The house that started it all off is now housed in the company’s board room, to be viewed by a lucky few, but here are some images for those who won’t get to visit. Enjoy!


4 Comments to “Where it all began”

  1. Wow it’s fantastic. I would have loved to have a Tudor style dolls house. But the most amazing thing is that I was born in the same year the Dolls House Emporium was born 1979. No wonder that I always had a soft spot and grew to love dolls houses!
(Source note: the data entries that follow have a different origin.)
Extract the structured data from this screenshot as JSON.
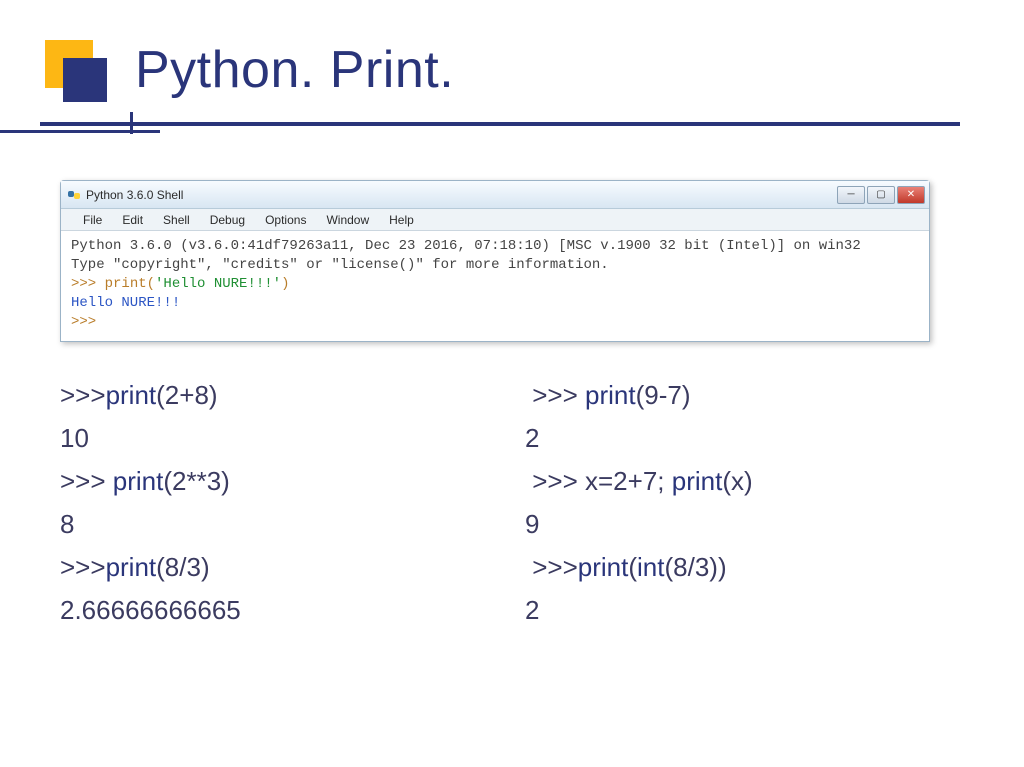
{
  "title": "Python. Print.",
  "window": {
    "title": "Python 3.6.0 Shell",
    "menus": [
      "File",
      "Edit",
      "Shell",
      "Debug",
      "Options",
      "Window",
      "Help"
    ],
    "line1": "Python 3.6.0 (v3.6.0:41df79263a11, Dec 23 2016, 07:18:10) [MSC v.1900 32 bit (Intel)] on win32",
    "line2": "Type \"copyright\", \"credits\" or \"license()\" for more information.",
    "input_prefix": ">>> ",
    "input_code_pre": "print(",
    "input_code_str": "'Hello NURE!!!'",
    "input_code_post": ")",
    "output": "Hello NURE!!!",
    "prompt": ">>>"
  },
  "left": {
    "l1_pre": ">>>",
    "l1_fn": "print",
    "l1_post": "(2+8)",
    "l2": "10",
    "l3_pre": ">>> ",
    "l3_fn": "print",
    "l3_post": "(2**3)",
    "l4": "8",
    "l5_pre": ">>>",
    "l5_fn": "print",
    "l5_post": "(8/3)",
    "l6": "2.66666666665"
  },
  "right": {
    "l1_pre": " >>> ",
    "l1_fn": "print",
    "l1_post": "(9-7)",
    "l2": "2",
    "l3_pre": " >>> x=2+7; ",
    "l3_fn": "print",
    "l3_post": "(x)",
    "l4": "9",
    "l5_pre": " >>>",
    "l5_fna": "print",
    "l5_mid": "(",
    "l5_fnb": "int",
    "l5_post": "(8/3))",
    "l6": "2"
  }
}
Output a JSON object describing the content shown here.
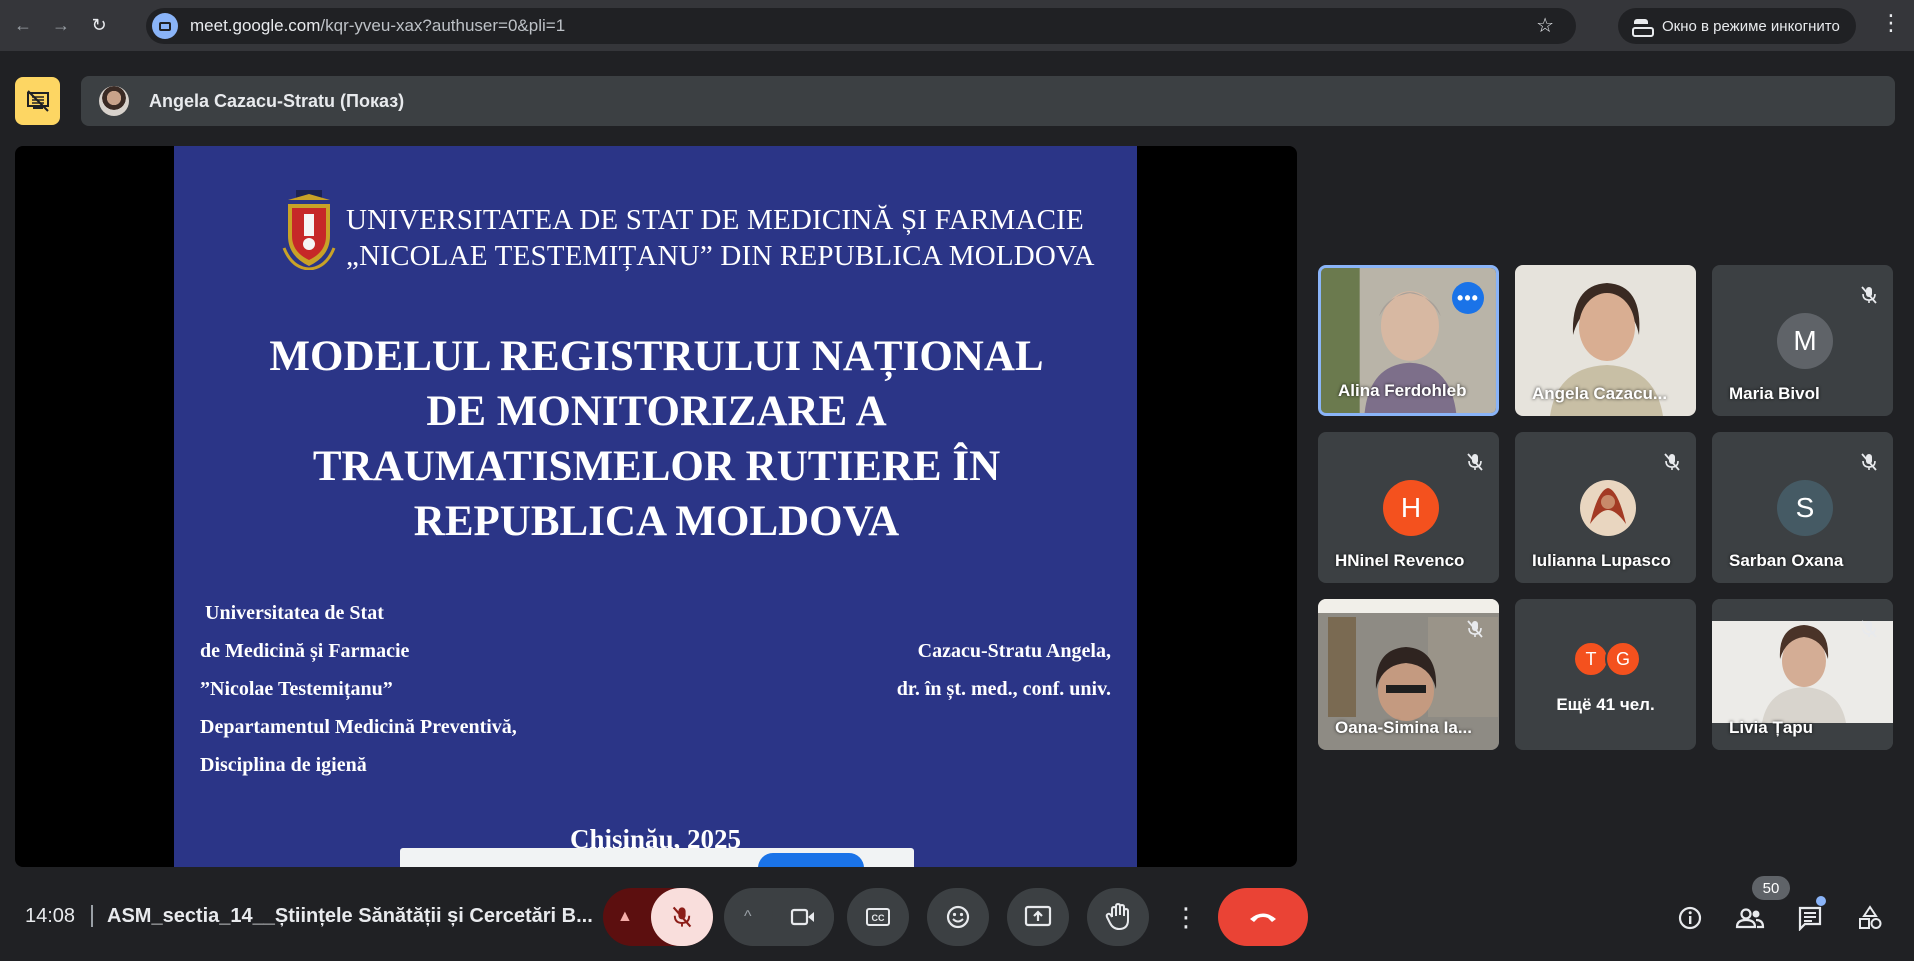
{
  "browser": {
    "url_host": "meet.google.com",
    "url_path": "/kqr-yveu-xax?authuser=0&pli=1",
    "incognito_label": "Окно в режиме инкогнито"
  },
  "presenter_bar": {
    "name": "Angela Cazacu-Stratu (Показ)"
  },
  "slide": {
    "university_line1": "UNIVERSITATEA DE STAT DE MEDICINĂ ȘI FARMACIE",
    "university_line2": "„NICOLAE TESTEMIȚANU” DIN REPUBLICA MOLDOVA",
    "title_lines": [
      "MODELUL REGISTRULUI NAȚIONAL",
      "DE MONITORIZARE A",
      "TRAUMATISMELOR RUTIERE ÎN",
      "REPUBLICA MOLDOVA"
    ],
    "left_lines": [
      "Universitatea de Stat",
      "de Medicină și Farmacie",
      "”Nicolae Testemițanu”",
      "Departamentul Medicină Preventivă,",
      "Disciplina de igienă"
    ],
    "right_lines": [
      "Cazacu-Stratu Angela,",
      "dr. în șt. med., conf. univ."
    ],
    "city": "Chișinău, 2025"
  },
  "participants": [
    {
      "name": "Alina Ferdohleb",
      "type": "video",
      "speaking": true,
      "muted": false
    },
    {
      "name": "Angela Cazacu...",
      "type": "video",
      "speaking": false,
      "muted": false
    },
    {
      "name": "Maria Bivol",
      "type": "avatar",
      "initial": "M",
      "color": "#5f6368",
      "muted": true
    },
    {
      "name": "HNinel Revenco",
      "type": "avatar",
      "initial": "H",
      "color": "#f4511e",
      "muted": true
    },
    {
      "name": "Iulianna Lupasco",
      "type": "photo",
      "muted": true
    },
    {
      "name": "Sarban Oxana",
      "type": "avatar",
      "initial": "S",
      "color": "#455a64",
      "muted": true
    },
    {
      "name": "Oana-Simina Ia...",
      "type": "video",
      "muted": true
    },
    {
      "name": "Ещё 41 чел.",
      "type": "more",
      "initials": [
        "T",
        "G"
      ]
    },
    {
      "name": "Livia Țapu",
      "type": "video",
      "muted": true
    }
  ],
  "controls": {
    "time": "14:08",
    "meeting_name": "ASM_sectia_14__Științele Sănătății și Cercetări B...",
    "participant_count": "50"
  },
  "colors": {
    "background": "#202124",
    "tile": "#3c4043",
    "slide": "#2b3587",
    "end_call": "#ea4335",
    "speaking_border": "#8ab4f8",
    "present_icon": "#fdd663"
  }
}
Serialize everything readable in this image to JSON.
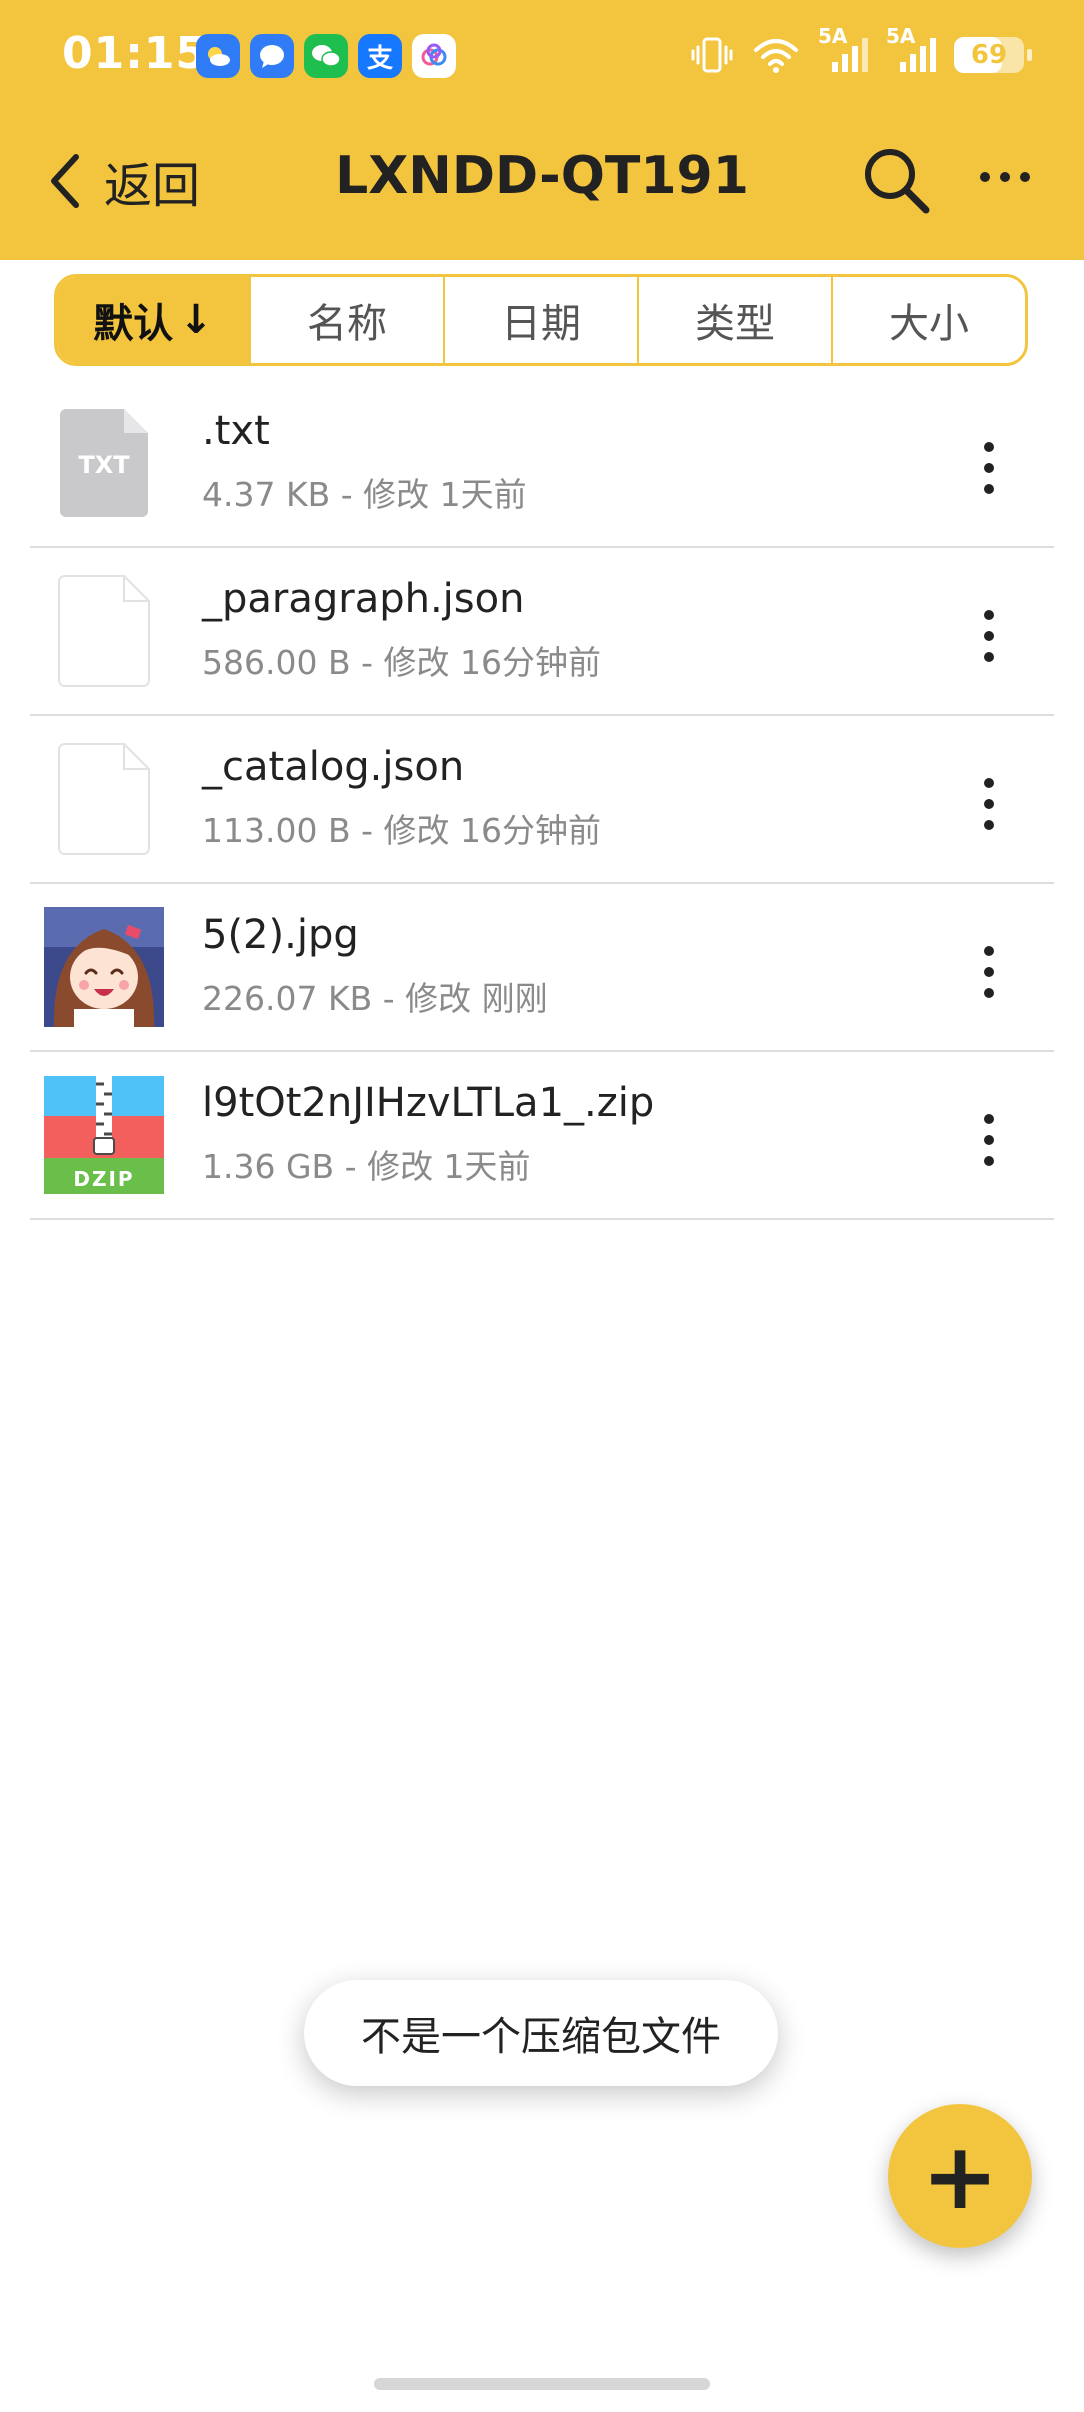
{
  "status": {
    "time": "01:15",
    "net1": "5A",
    "net2": "5A",
    "battery": "69",
    "battery_level": 0.69,
    "app_icons": [
      "weather-icon",
      "messages-icon",
      "wechat-icon",
      "alipay-icon",
      "cloud-icon"
    ]
  },
  "appbar": {
    "back_label": "返回",
    "title": "LXNDD-QT191"
  },
  "sort": {
    "tabs": [
      "默认",
      "名称",
      "日期",
      "类型",
      "大小"
    ],
    "active_arrow": "↓"
  },
  "files": [
    {
      "name": ".txt",
      "meta": "4.37 KB - 修改 1天前",
      "type": "txt",
      "badge": "TXT"
    },
    {
      "name": "_paragraph.json",
      "meta": "586.00 B - 修改 16分钟前",
      "type": "blank"
    },
    {
      "name": "_catalog.json",
      "meta": "113.00 B - 修改 16分钟前",
      "type": "blank"
    },
    {
      "name": "5(2).jpg",
      "meta": "226.07 KB - 修改 刚刚",
      "type": "image"
    },
    {
      "name": "l9tOt2nJIHzvLTLa1_.zip",
      "meta": "1.36 GB - 修改 1天前",
      "type": "zip",
      "badge": "DZIP"
    }
  ],
  "toast": "不是一个压缩包文件",
  "fab_label": "+",
  "colors": {
    "accent": "#f3c53f",
    "zip_top": "#4fc3f7",
    "zip_mid": "#f25f5c",
    "zip_bottom": "#6abf4b"
  }
}
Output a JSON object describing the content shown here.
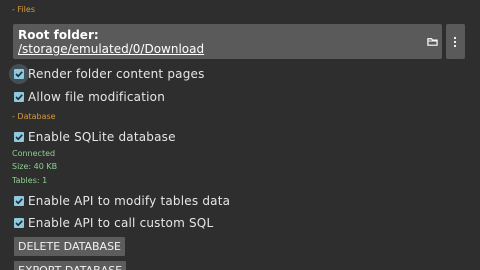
{
  "files": {
    "header": "- Files",
    "root_folder": {
      "title": "Root folder:",
      "path": "/storage/emulated/0/Download",
      "browse_icon": "folder-icon",
      "menu_icon": "kebab-menu-icon"
    },
    "options": [
      {
        "label": "Render folder content pages",
        "checked": true
      },
      {
        "label": "Allow file modification",
        "checked": true
      }
    ]
  },
  "database": {
    "header": "- Database",
    "enable_sqlite": {
      "label": "Enable SQLite database",
      "checked": true
    },
    "status": {
      "connected": "Connected",
      "size": "Size: 40 KB",
      "tables": "Tables: 1"
    },
    "api_options": [
      {
        "label": "Enable API to modify tables data",
        "checked": true
      },
      {
        "label": "Enable API to call custom SQL",
        "checked": true
      }
    ],
    "buttons": {
      "delete": "DELETE DATABASE",
      "export": "EXPORT DATABASE"
    }
  },
  "colors": {
    "background": "#2e2e2e",
    "section_header": "#d89a3a",
    "checkbox": "#8ec9e0",
    "status_text": "#8fd08f",
    "card": "#5a5a5a"
  }
}
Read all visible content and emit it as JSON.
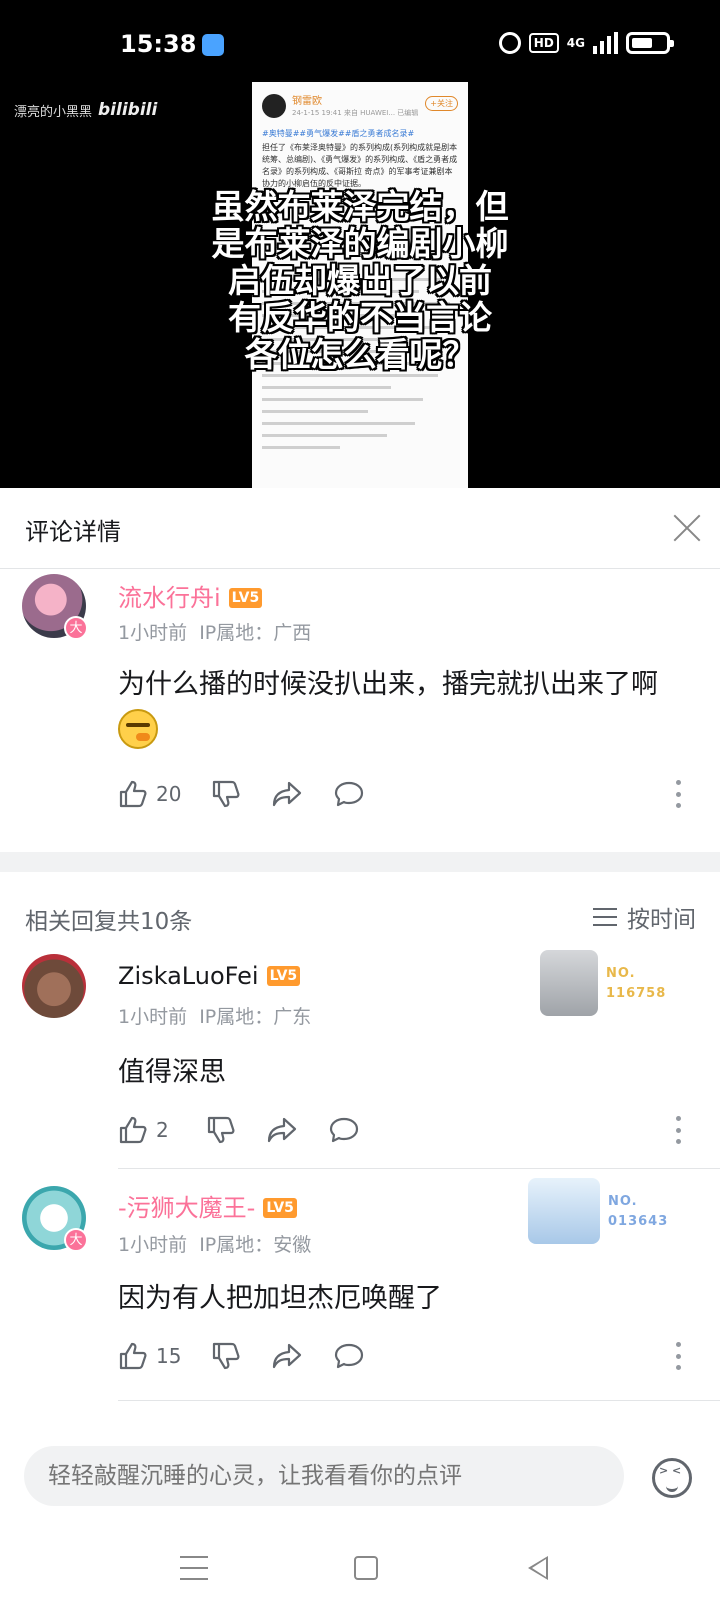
{
  "status_bar": {
    "time": "15:38",
    "hd": "HD",
    "network": "4G"
  },
  "video": {
    "watermark_user": "漂亮的小黑黑",
    "watermark_brand": "bilibili",
    "subtitle_lines": [
      "虽然布莱泽完结，但",
      "是布莱泽的编剧小柳",
      "启伍却爆出了以前",
      "有反华的不当言论",
      "各位怎么看呢？"
    ],
    "embedded_post": {
      "name": "钢雷欧",
      "meta": "24-1-15 19:41 来自 HUAWEI... 已编辑",
      "location": "发布于 北京",
      "follow": "+关注",
      "tags": "#奥特曼##勇气爆发##盾之勇者成名录#",
      "body": "担任了《布莱泽奥特曼》的系列构成(系列构成就是剧本统筹、总编剧)、《勇气爆发》的系列构成、《盾之勇者成名录》的系列构成、《哥斯拉 奇点》的军事考证兼剧本协力的小柳启伍的反中证据。"
    }
  },
  "panel": {
    "title": "评论详情"
  },
  "main_comment": {
    "username": "流水行舟i",
    "level": "LV5",
    "vip_badge": "大",
    "time": "1小时前",
    "ip": "IP属地：广西",
    "text": "为什么播的时候没扒出来，播完就扒出来了啊",
    "likes": "20"
  },
  "replies_header": {
    "count_label": "相关回复共10条",
    "sort_label": "按时间"
  },
  "replies": [
    {
      "username": "ZiskaLuoFei",
      "level": "LV5",
      "time": "1小时前",
      "ip": "IP属地：广东",
      "text": "值得深思",
      "likes": "2",
      "fan_no": "NO.\n116758",
      "fan_color": "#e8b84a"
    },
    {
      "username": "-污狮大魔王-",
      "level": "LV5",
      "vip_badge": "大",
      "time": "1小时前",
      "ip": "IP属地：安徽",
      "text": "因为有人把加坦杰厄唤醒了",
      "likes": "15",
      "fan_no": "NO.\n013643",
      "fan_color": "#7fa7e0"
    }
  ],
  "input": {
    "placeholder": "轻轻敲醒沉睡的心灵，让我看看你的点评"
  },
  "icons": [
    "like-icon",
    "dislike-icon",
    "share-icon",
    "reply-icon",
    "more-icon",
    "close-icon",
    "sort-icon",
    "emoji-icon"
  ],
  "colors": {
    "pink": "#fb7299",
    "level": "#ff9a2e",
    "meta": "#9499a0"
  }
}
  2. I have been a customer since 1980 when I first bought a dolls house with some “:overtime” pay, long before I came to live in Canada. In 1998 I was thrilled to find you again and have enjoyed your excellent mail order
    service to Canada. Thankyou so much. MARJORIE.


    l have been a pleasureable customer for many many years and l owntoo many ,my husband says of your lovely houses .l saw this amazing house on one of my many visits to your shop.Today at the age of 60 l have just joined the 21st century and had a computor making my first thing to do place an order with dolls house emporium.Thank you for many happy moments.KATHLEEN

  4. Peter Valentine Says:

    I knew Adam Purser when he first started selling his tudor style dollshouses and can remember him displaying them at the Dolls House Fairs held at the Dorking Halls organised by Mary Churchill who issued one of the first Dolls House Magazines in the UK entitled “The Home Miniaturist)”.
    I purchased one of his tudor style kits which was a two storey building and almost three foot long, it had a large brick tudor chimney stack which had been made out of moulded plaster and then painted. The windows of the building were leaded. I sold it many years ago to a lady who livd in London. I now wish I had kept it as it was a lovely dolls house.
    It would be interesting to know if anyone still has an original of Adams tudor houses.